Why businesses are adding women to their boards
Pushed by a groundbreaking California law mandating it, more companies are putting women on their public corporate boards. The law faces pressure in court and may not stand, but its rippling effect has already started to increase the visibility and awareness of the important benefits of board diversity. Investors are taking notice and trying to get ahead of the curve. Here’s where the issue stands, and why companies and shareholders are getting the message that, mandated or not, gender diversity on corporate boards makes good business sense.
Women on public corporate boards is good for shareholders. According to a study published by MSCI in March 2018, having three or more women on a company’s board of directors translates to a 1.2% median productivity above competitors. In contrast, those with mostly male boards saw growth in employee productivity 1.2 percentage points below industry medians.
Having a more diverse workforce and board of directors leads to a greater diversity of ideas, MSCI found. But it’s not just greater diversity of ideas which leads to innovation; greater board diversity also sets the tone for a more inclusive workplace culture from the top of the organization. According to MSCI, strong talent management practices have long been proven to lead to growth in revenue by employees.
Wall Street is starting to get the picture. The share of female board members in the Russell 3000 index, which includes most public companies on major U.S. stock exchanges, increased to 20% in the second quarter of 2019 from 19% the previous quarter, according to Equilar Inc., a governance-data firm. When Equilar began tracking the measure in late 2016, 15% of board seats were filled by women.
This increase in diversity is partly as a result of California pushing for action. On September 30, 2018, former Governor Jerry Brown signed a law, Senate Bill 826, making California the first state to mandate female representation on corporate boards.
What does the California bill do?
SB 826 requires public companies with principal executive offices in California to meet certain gender-inclusion requirements on their boards, based on a tiered system. All publicly held corporations had to have at least one woman director by December 31, 2019. By the end of 2021 companies must meet the following requirements:
1. If the number of directors is six or more, it must have a minimum of three female directors;
2. If the number of directors is five, it must have a minimum of two female directors; and
3. If the of directors is four or fewer, it must have a minimum of one female director.
The California Secretary of State will publish names of compliant and non-compliant companies annually. Failure to comply with the new law by the end of 2019 (or 2021 for larger boards) will lead to fines of $100,000 for each first violation and $300,000 per violation in subsequent years.

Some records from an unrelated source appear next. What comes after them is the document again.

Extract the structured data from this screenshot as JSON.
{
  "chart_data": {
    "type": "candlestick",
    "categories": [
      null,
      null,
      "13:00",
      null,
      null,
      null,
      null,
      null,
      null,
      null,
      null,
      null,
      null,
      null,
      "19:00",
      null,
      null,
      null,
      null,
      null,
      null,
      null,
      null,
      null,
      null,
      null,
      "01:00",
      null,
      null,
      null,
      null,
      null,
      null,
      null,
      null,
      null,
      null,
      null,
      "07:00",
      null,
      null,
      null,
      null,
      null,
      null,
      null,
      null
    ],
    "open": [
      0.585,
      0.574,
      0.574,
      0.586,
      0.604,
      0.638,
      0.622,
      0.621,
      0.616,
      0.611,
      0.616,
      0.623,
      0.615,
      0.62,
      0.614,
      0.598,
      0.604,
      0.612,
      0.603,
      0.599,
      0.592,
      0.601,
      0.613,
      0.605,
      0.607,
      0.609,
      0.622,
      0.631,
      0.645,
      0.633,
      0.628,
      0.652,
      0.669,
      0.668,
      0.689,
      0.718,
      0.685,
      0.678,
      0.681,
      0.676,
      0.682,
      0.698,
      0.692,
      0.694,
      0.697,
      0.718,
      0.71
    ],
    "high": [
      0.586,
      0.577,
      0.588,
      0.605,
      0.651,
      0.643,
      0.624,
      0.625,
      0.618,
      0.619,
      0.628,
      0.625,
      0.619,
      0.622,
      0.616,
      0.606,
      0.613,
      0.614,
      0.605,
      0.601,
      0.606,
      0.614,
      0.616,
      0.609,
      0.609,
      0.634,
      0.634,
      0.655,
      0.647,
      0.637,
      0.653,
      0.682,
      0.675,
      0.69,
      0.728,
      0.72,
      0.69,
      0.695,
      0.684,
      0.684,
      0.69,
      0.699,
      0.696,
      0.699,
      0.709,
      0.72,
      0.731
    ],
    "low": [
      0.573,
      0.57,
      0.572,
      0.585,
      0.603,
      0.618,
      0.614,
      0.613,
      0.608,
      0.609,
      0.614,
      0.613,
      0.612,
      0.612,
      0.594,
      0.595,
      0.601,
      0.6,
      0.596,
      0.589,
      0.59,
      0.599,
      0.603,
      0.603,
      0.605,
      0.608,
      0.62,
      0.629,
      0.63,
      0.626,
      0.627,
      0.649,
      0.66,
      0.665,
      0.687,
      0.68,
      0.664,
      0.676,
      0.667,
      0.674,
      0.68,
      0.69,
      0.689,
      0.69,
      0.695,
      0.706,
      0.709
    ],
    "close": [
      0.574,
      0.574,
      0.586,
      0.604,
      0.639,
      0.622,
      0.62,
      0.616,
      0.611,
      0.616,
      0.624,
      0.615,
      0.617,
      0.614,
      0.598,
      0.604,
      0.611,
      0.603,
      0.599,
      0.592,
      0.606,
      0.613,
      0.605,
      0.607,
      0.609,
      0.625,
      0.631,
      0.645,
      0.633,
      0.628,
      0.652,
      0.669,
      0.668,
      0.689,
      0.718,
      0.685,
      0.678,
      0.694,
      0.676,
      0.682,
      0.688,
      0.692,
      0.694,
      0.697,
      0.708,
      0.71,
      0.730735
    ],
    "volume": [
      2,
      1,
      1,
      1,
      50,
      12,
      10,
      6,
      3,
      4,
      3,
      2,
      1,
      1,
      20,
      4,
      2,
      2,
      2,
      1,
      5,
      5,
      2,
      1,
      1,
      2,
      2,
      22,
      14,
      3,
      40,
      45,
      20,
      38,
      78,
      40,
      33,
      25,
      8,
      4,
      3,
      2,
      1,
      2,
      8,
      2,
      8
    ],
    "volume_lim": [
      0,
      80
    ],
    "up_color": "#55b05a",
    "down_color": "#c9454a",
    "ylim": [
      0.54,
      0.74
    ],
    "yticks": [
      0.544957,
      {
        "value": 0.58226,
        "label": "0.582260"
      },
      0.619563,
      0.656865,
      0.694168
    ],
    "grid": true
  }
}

As of September 2019, 68% of the 94 public companies in California with all-male boards when the law passed have added at least one woman, according to Athena Alliance, a nonprofit that helps women land board directorships.
The law faces an uphill legal battle
On August 9, 2019, Judicial Watch, a Washington-based conservative activist group, filed a lawsuit, Crest v. Alex Padilla, in California state court on behalf of three California taxpayers seeking to prevent implementation and enforcement of SB 826. They allege that spending taxpayer money enforcing SB 826 is illegal under the California constitution. They further allege that the legislation’s quota system for female representation on corporate boards employs express gender classifications. As a result, they claim, SB 826 is immediately suspect and presumptively invalid under the equal protection provisions of the California Constitution and triggers strict scrutiny review.
California is not alone
But SB 826 is not alone. It mirrors requirements that European countries have previously passed to increase women’s representation in business governance. France, Spain, Norway and Iceland already require public companies to have at least 40 percent female board representation. Similar requirements exist in Italy (one-third), Germany (30 percent), the Netherlands (30 percent, nonbinding) and other countries.
In addition, Illinois’s governor, in late August 2019, signed a bill requiring public companies based in the state to report on the composition of their boards, by gender and ethnicity, as well as on how they promote diversity at the board and executive level. Other states are likely to follow.
What can Wall Street do to change the landscape?
Whether SB 826 survives judicial scrutiny or not, some public and private investors are starting to take independent action towards including more women on board seats. BlackRock, the world’s largest asset manager with $6.3 trillion of assets under management, stipulated in its Proxy Guidelines for 2018 that it “expects to see at least two women directors on every board.” Vanguard, with more than $5 billion in assets under management, did not assign a metric, but nevertheless advocated for gender board diversity, noting in its Open Letter to Directors of Public Companies Worldwide that its position on board diversity is “an economic imperative, not an ideological choice.”
Based on these high-profile examples, even if California’s law is struck down, it looks like companies are recognizing that gender diversity on boards is a smart financial move. While this trend is just beginning to gather momentum and more action will be needed both from Wall Street and the government, you as a company investor, advisor or decision makers should consider getting ahead of the curve and putting a plan in place for more gender diversity on your company’s corporate board.